1997_12_december_leader07dec developers

This week saw another example of developer-driven planning. NDH Management has put forward a $100 million plan for the area called the Rocks, the series of ramshackle huts on the corner of Barry Drive and Marcus Clarke Street, between the city and the ANU. The Chief Minister, Kate Carnell, gave assurances there would be much consultation before the next step, but seemed to imply that NDH would be the developer. This is not the way to go about the development of the city.

It is true that the area desperately needs attention, and the sort of developments envisaged by NDH would be appropriate for the site. However, there is nothing so unique or brilliant about the NDH proposal that it could claim some sort of intellectual property over the idea.

The Government should have done it differently. It should have seen the need to develop the site and then called for general expressions of interest. Then the development should have gone to open, competitive tender or auction, or a series of tenders. Competition and level playing fields are much maligned by people who oppose the extremes of economic rationalism, but they are the most appropriate and efficient way of dealing with public assets like land and development rights.

The rest of the business community in Canberra should be rightly peeved at the Government’s most-favoured-developer approach. This is not an isolated incident. The same approach was taken with the Hardy’s vineyard proposal at the racecourse and the Shaw proposal for the Bunda Street carpark.

Are we now to surrender planning in the city to a process whereby developers look round for a chunk of public land, put in a development proposal and claim exclusive rights over it?

This approach carries other dangers. It is secretive, involves a transfer of public assets and does not put the deal to the test of other competitive offers. It invites the question: why was that particular developer favoured? The usual answer would be: because it offered a better price and/or a better product than its competitors. But if there are no competitors that answer cannot be given.

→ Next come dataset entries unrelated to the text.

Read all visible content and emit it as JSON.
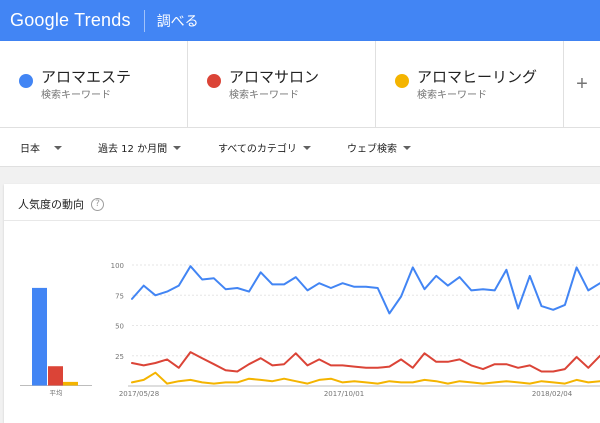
{
  "header": {
    "logo": "Google Trends",
    "explore": "調べる"
  },
  "terms": [
    {
      "name": "アロマエステ",
      "sub": "検索キーワード",
      "color": "#4285f4"
    },
    {
      "name": "アロマサロン",
      "sub": "検索キーワード",
      "color": "#db4437"
    },
    {
      "name": "アロマヒーリング",
      "sub": "検索キーワード",
      "color": "#f4b400"
    }
  ],
  "add_label": "+",
  "filters": {
    "region": "日本",
    "period": "過去 12 か月間",
    "category": "すべてのカテゴリ",
    "search_type": "ウェブ検索"
  },
  "card": {
    "title": "人気度の動向",
    "help": "?"
  },
  "chart_data": {
    "type": "line",
    "y_ticks": [
      "100",
      "75",
      "50",
      "25"
    ],
    "ylim": [
      0,
      100
    ],
    "x_tick_labels": [
      "2017/05/28",
      "2017/10/01",
      "2018/02/04"
    ],
    "average_label": "平均",
    "averages": [
      81,
      16,
      3
    ],
    "series": [
      {
        "color": "#4285f4",
        "values": [
          72,
          83,
          75,
          78,
          83,
          99,
          88,
          89,
          80,
          81,
          78,
          94,
          84,
          84,
          90,
          79,
          85,
          81,
          85,
          82,
          82,
          81,
          60,
          74,
          98,
          80,
          91,
          83,
          90,
          79,
          80,
          79,
          96,
          64,
          91,
          66,
          63,
          67,
          98,
          79,
          85
        ]
      },
      {
        "color": "#db4437",
        "values": [
          19,
          17,
          19,
          22,
          15,
          28,
          23,
          18,
          13,
          12,
          18,
          23,
          17,
          18,
          27,
          17,
          22,
          17,
          17,
          16,
          15,
          15,
          16,
          22,
          15,
          27,
          20,
          20,
          22,
          17,
          14,
          18,
          18,
          15,
          17,
          12,
          12,
          14,
          24,
          15,
          25
        ]
      },
      {
        "color": "#f4b400",
        "values": [
          3,
          5,
          11,
          2,
          4,
          5,
          3,
          2,
          3,
          3,
          6,
          5,
          4,
          6,
          4,
          2,
          5,
          6,
          3,
          4,
          3,
          2,
          4,
          3,
          3,
          5,
          4,
          2,
          4,
          3,
          2,
          3,
          4,
          3,
          2,
          4,
          3,
          2,
          5,
          3,
          4
        ]
      }
    ]
  }
}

The answer cannot be that the proposal would create much-needed jobs, because the proposal would create the same number of jobs if it were done competitively. Indeed, done competitively the Government would get a better return on its public asset.

In the cases cited it may be that they were favoured just because they asked first. If so it is a poor reason for handing over public assets.

In this environment, it would be a mistake to give the Territory more control over public ACT land by cutting back on the National Capital Authority’s role, though that body has hardly distinguished itself if it is guilty of the petty red tape Mrs Carnell accuses it of with respect to the colour of pavers on Civic Square and other matters.

The rest of the Assembly is hardly any better. When Labor attacked the Government on planning, it used the examples of Futsal, the wedding chapel, the FAI Rally, 999-year leases, and the plan to cut back federal controls. There was no mention of most-favoured-developer tactics because Labor engaged in the same thing when in government. Unfortunately, the Greens and the Independents failed to contribute that day.

The lack of openness, competitiveness and efficiency in ACT planning matters is something the business and wider community should deplore.